One other issue is that models are harder to coach the larger they get. That’s not only right down to the associated fee of computing power. The training process breaks down more often with larger models and wishes to be restarted, making those models even costlier to construct.

In practice there may be an upper limit to the variety of parameters that almost all groups can afford to coach, says Biderman. It is because large models have to be trained across multiple different GPUs, and wiring all that hardware together is complicated. “Successfully training models at that scale is a really recent field of high-performance computing research,” she says.
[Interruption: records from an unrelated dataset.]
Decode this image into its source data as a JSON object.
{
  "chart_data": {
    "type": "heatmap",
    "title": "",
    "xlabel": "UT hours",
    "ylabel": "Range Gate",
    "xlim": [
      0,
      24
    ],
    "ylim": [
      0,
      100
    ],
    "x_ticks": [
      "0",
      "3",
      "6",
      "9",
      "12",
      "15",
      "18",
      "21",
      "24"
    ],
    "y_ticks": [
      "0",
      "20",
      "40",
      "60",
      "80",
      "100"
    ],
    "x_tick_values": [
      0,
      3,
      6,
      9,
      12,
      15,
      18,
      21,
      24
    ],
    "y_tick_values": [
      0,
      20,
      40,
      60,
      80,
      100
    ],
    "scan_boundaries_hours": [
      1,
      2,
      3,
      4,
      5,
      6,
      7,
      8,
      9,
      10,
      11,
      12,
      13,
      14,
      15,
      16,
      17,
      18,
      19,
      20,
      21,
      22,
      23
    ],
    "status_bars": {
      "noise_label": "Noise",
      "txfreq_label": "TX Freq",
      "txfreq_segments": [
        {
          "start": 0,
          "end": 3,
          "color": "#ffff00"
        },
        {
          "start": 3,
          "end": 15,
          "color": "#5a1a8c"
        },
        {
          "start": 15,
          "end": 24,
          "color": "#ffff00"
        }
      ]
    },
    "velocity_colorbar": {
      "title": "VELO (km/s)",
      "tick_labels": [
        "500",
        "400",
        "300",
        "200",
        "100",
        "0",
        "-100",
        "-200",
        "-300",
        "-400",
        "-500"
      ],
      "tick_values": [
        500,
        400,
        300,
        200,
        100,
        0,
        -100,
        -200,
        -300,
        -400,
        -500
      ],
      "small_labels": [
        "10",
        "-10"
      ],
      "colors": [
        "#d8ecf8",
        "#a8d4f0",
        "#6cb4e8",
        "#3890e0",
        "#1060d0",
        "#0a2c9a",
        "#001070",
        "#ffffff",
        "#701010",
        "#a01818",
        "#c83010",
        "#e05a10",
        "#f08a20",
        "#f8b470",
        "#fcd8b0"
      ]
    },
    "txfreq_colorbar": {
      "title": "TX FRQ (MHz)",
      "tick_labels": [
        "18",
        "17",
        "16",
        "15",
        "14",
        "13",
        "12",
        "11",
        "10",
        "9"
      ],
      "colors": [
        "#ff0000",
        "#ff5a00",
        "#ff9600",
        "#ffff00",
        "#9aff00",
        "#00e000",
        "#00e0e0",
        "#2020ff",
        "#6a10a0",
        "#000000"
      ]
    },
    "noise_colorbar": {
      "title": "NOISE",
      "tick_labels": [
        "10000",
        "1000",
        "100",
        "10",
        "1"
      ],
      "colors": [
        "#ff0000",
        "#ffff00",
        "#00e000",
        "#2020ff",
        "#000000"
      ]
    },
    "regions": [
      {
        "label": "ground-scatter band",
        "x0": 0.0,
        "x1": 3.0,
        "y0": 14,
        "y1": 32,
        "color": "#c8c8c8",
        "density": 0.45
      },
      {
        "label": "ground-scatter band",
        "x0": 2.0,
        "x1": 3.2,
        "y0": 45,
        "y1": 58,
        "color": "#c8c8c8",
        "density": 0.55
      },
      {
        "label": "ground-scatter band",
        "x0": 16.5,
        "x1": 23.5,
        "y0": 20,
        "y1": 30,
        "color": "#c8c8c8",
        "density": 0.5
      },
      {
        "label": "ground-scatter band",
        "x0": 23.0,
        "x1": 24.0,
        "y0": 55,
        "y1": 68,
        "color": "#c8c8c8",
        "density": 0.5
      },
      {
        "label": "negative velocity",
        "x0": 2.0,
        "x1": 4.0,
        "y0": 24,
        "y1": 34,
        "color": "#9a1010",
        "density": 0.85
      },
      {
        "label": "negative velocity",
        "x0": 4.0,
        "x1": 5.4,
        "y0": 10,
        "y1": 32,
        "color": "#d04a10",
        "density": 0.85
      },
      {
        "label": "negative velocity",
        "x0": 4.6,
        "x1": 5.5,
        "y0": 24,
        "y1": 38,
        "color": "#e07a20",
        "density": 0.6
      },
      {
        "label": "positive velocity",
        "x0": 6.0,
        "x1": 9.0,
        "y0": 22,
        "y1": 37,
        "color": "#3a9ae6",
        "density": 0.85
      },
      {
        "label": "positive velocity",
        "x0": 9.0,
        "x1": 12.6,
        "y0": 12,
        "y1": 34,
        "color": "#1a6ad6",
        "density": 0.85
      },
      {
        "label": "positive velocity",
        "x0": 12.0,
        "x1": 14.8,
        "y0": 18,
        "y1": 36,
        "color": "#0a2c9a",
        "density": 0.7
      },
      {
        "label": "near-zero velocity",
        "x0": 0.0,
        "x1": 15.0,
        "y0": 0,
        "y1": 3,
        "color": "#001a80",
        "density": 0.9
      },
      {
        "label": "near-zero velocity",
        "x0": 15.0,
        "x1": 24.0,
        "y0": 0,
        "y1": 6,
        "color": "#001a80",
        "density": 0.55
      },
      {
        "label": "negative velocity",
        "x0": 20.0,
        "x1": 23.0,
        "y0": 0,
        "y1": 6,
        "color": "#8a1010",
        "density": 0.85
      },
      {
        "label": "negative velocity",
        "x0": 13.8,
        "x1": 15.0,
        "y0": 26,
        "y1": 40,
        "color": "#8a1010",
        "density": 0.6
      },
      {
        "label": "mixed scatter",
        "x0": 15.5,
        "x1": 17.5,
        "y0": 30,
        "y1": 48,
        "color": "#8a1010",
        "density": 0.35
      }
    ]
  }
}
The precise number changes because the tech advances, but at once Biderman puts that ceiling roughly within the range of 6 to 10 billion parameters. (Compared, GPT-3 has 175 billion parameters; LLaMA has 65 billion.) It’s not an actual correlation, but on the whole, larger models are likely to perform a lot better.   

Biderman expects the flurry of activity around open-source large language models to proceed. But it is going to be centered on extending or adapting a number of existing pretrained models quite than pushing the elemental technology forward. “There’s only a handful of organizations which have pretrained these models, and I anticipate it staying that way for the near future,” she says.

That’s why many open-source models are built on top of LLaMA, which was trained from scratch by Meta AI, or releases from EleutherAI, a nonprofit that is exclusive in its contribution to open-source technology. Biderman says she knows of just one other group prefer it—and that’s in China. 

EleutherAI got its start due to OpenAI. Rewind to 2020 and the San Francisco–based firm had just put out a hot recent model. “GPT-3 was an enormous change for a whole lot of people in how they thought of large-scale AI,” says Biderman. “It’s often credited as an mental paradigm shift by way of what people expect of those models.”